Duplicates and Ordering
I must confess to never having thought about duplicates, let alone wanting to eliminate them. So I do like Marko's comparison of 'selection-model' vs. 'collection-model' a lot. I would opt for the latter. In this sense the result of a 'JSONPath query expression' should be termed a 'collection'.
Regarding ordering I see something like a 'natural ordering', according to which
$..[0,1] ➔ [10, 20]
$..[1,0] ➔ [20, 10]
would result with the example above.
I do understand the use cases for reordering, duplicates removal, filtering, etc.. But this can always be seen as a postprocessing step on the resulting collection by handing it over to accompanying tools (think of pipe operator).

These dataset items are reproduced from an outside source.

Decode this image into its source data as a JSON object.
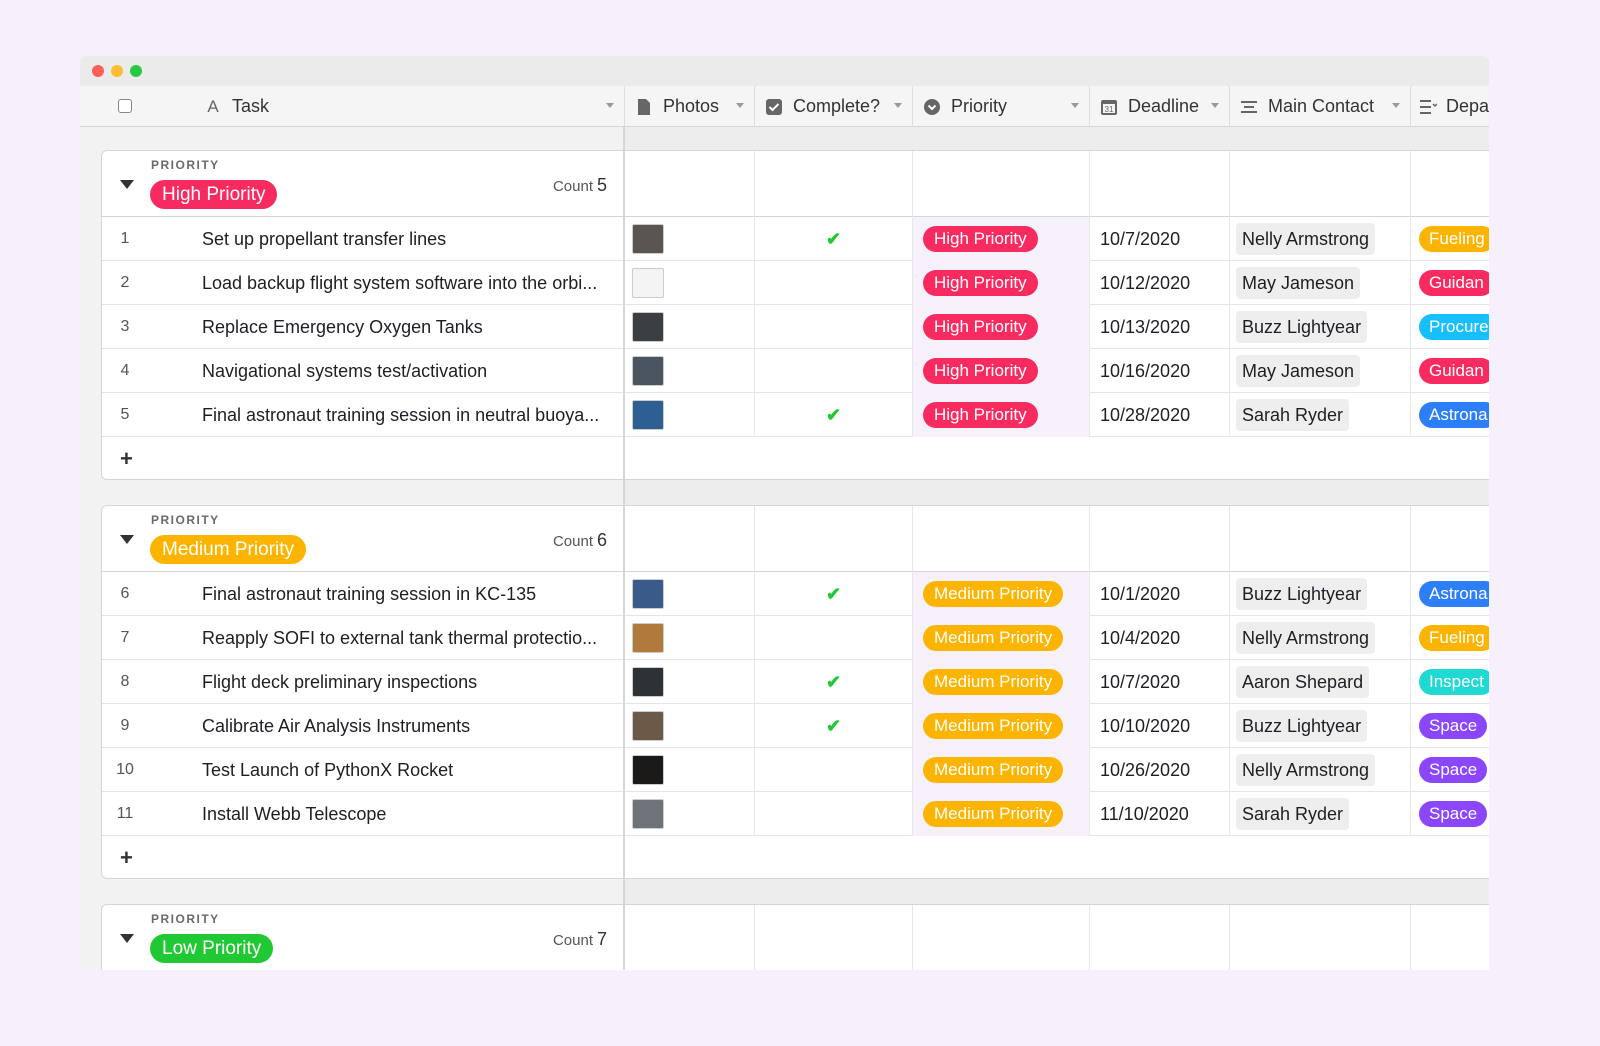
{
  "columns": {
    "task": "Task",
    "photos": "Photos",
    "complete": "Complete?",
    "priority": "Priority",
    "deadline": "Deadline",
    "contact": "Main Contact",
    "dept": "Depa"
  },
  "icons": {
    "task": "text-field-icon",
    "photos": "attachment-icon",
    "complete": "checkbox-icon",
    "priority": "single-select-icon",
    "deadline": "calendar-icon",
    "contact": "collaborator-icon",
    "dept": "multi-select-icon"
  },
  "colors": {
    "high": "#f82b60",
    "medium": "#fcb400",
    "low": "#20c933",
    "fueling": "#fcb400",
    "guidance": "#f82b60",
    "procurement": "#18bfff",
    "astronaut": "#2d7ff9",
    "inspection": "#20d9d2",
    "space": "#8b46ff"
  },
  "groups": [
    {
      "label": "PRIORITY",
      "name": "High Priority",
      "color": "#f82b60",
      "count_label": "Count",
      "count": "5",
      "rows": [
        {
          "num": "1",
          "task": "Set up propellant transfer lines",
          "complete": "✔",
          "priority": "High Priority",
          "deadline": "10/7/2020",
          "contact": "Nelly Armstrong",
          "dept": "Fueling",
          "dept_color": "#fcb400",
          "thumb": "#5a5550"
        },
        {
          "num": "2",
          "task": "Load backup flight system software into the orbi...",
          "complete": "",
          "priority": "High Priority",
          "deadline": "10/12/2020",
          "contact": "May Jameson",
          "dept": "Guidan",
          "dept_color": "#f82b60",
          "thumb": "#f4f4f4"
        },
        {
          "num": "3",
          "task": "Replace Emergency Oxygen Tanks",
          "complete": "",
          "priority": "High Priority",
          "deadline": "10/13/2020",
          "contact": "Buzz Lightyear",
          "dept": "Procure",
          "dept_color": "#18bfff",
          "thumb": "#3b3f44"
        },
        {
          "num": "4",
          "task": "Navigational systems test/activation",
          "complete": "",
          "priority": "High Priority",
          "deadline": "10/16/2020",
          "contact": "May Jameson",
          "dept": "Guidan",
          "dept_color": "#f82b60",
          "thumb": "#4a5560"
        },
        {
          "num": "5",
          "task": "Final astronaut training session in neutral buoya...",
          "complete": "✔",
          "priority": "High Priority",
          "deadline": "10/28/2020",
          "contact": "Sarah Ryder",
          "dept": "Astrona",
          "dept_color": "#2d7ff9",
          "thumb": "#2d5f93"
        }
      ]
    },
    {
      "label": "PRIORITY",
      "name": "Medium Priority",
      "color": "#fcb400",
      "count_label": "Count",
      "count": "6",
      "rows": [
        {
          "num": "6",
          "task": "Final astronaut training session in KC-135",
          "complete": "✔",
          "priority": "Medium Priority",
          "deadline": "10/1/2020",
          "contact": "Buzz Lightyear",
          "dept": "Astrona",
          "dept_color": "#2d7ff9",
          "thumb": "#3a5a8a"
        },
        {
          "num": "7",
          "task": "Reapply SOFI to external tank thermal protectio...",
          "complete": "",
          "priority": "Medium Priority",
          "deadline": "10/4/2020",
          "contact": "Nelly Armstrong",
          "dept": "Fueling",
          "dept_color": "#fcb400",
          "thumb": "#b07a3c"
        },
        {
          "num": "8",
          "task": "Flight deck preliminary inspections",
          "complete": "✔",
          "priority": "Medium Priority",
          "deadline": "10/7/2020",
          "contact": "Aaron Shepard",
          "dept": "Inspect",
          "dept_color": "#20d9d2",
          "thumb": "#2e3236"
        },
        {
          "num": "9",
          "task": "Calibrate Air Analysis Instruments",
          "complete": "✔",
          "priority": "Medium Priority",
          "deadline": "10/10/2020",
          "contact": "Buzz Lightyear",
          "dept": "Space",
          "dept_color": "#8b46ff",
          "thumb": "#6b5a48"
        },
        {
          "num": "10",
          "task": "Test Launch of PythonX Rocket",
          "complete": "",
          "priority": "Medium Priority",
          "deadline": "10/26/2020",
          "contact": "Nelly Armstrong",
          "dept": "Space",
          "dept_color": "#8b46ff",
          "thumb": "#1b1a18"
        },
        {
          "num": "11",
          "task": "Install Webb Telescope",
          "complete": "",
          "priority": "Medium Priority",
          "deadline": "11/10/2020",
          "contact": "Sarah Ryder",
          "dept": "Space",
          "dept_color": "#8b46ff",
          "thumb": "#6d7378"
        }
      ]
    },
    {
      "label": "PRIORITY",
      "name": "Low Priority",
      "color": "#20c933",
      "count_label": "Count",
      "count": "7",
      "rows": []
    }
  ]
}
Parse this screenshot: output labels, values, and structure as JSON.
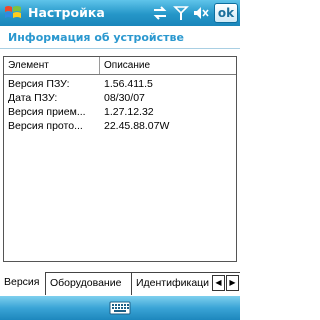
{
  "titlebar": {
    "title": "Настройка",
    "ok_label": "ok"
  },
  "header": {
    "title": "Информация об устройстве"
  },
  "list": {
    "columns": [
      "Элемент",
      "Описание"
    ],
    "rows": [
      {
        "name": "Версия ПЗУ:",
        "value": "1.56.411.5"
      },
      {
        "name": "Дата ПЗУ:",
        "value": "08/30/07"
      },
      {
        "name": "Версия прием...",
        "value": "1.27.12.32"
      },
      {
        "name": "Версия прото...",
        "value": "22.45.88.07W"
      }
    ]
  },
  "tabs": [
    {
      "label": "Версия",
      "active": true
    },
    {
      "label": "Оборудование",
      "active": false
    },
    {
      "label": "Идентификаци",
      "active": false
    }
  ],
  "icons": {
    "start": "windows-flag-icon",
    "tray": [
      "connectivity-icon",
      "signal-antenna-icon",
      "volume-muted-icon"
    ],
    "input": "keyboard-icon"
  },
  "colors": {
    "titlebar": "#2596c8",
    "header_text": "#2b98cf"
  }
}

Of course this cannot work on the result collection of values alone (s. duplicate nodes vs. duplicate values above), it rather requires a collection of (normalized) pathes. In this sense, I like this view:
Filter Expressions
I tend to let implementations and their "normative force of the factual" decide here or in doubt agree to Glyn's restriction to arrays.
I am very unhappy with confusing
$..book[(@.length-1)]
, where'@'
addresses the array itself and implies that array has alength
property. In filter expression examples'@'
more consistently addresses the current array element.The invocation of 'the underlying scripting engine' wasn't meant a serious normative aspect, but rather a quick and dirty solution for JavaScript and PHP implementations at that time.
Corner Case
Hmm ... this seems to be a hint to better exclude
'-'
from dot-child-selector syntax. I think I have read more discussion about that, currently don't know where.Respect Implementations
+1 to all.
Error Handling
I like and totally agree with the forgiving mental model, so having only syntax errors, which do not dependent on data.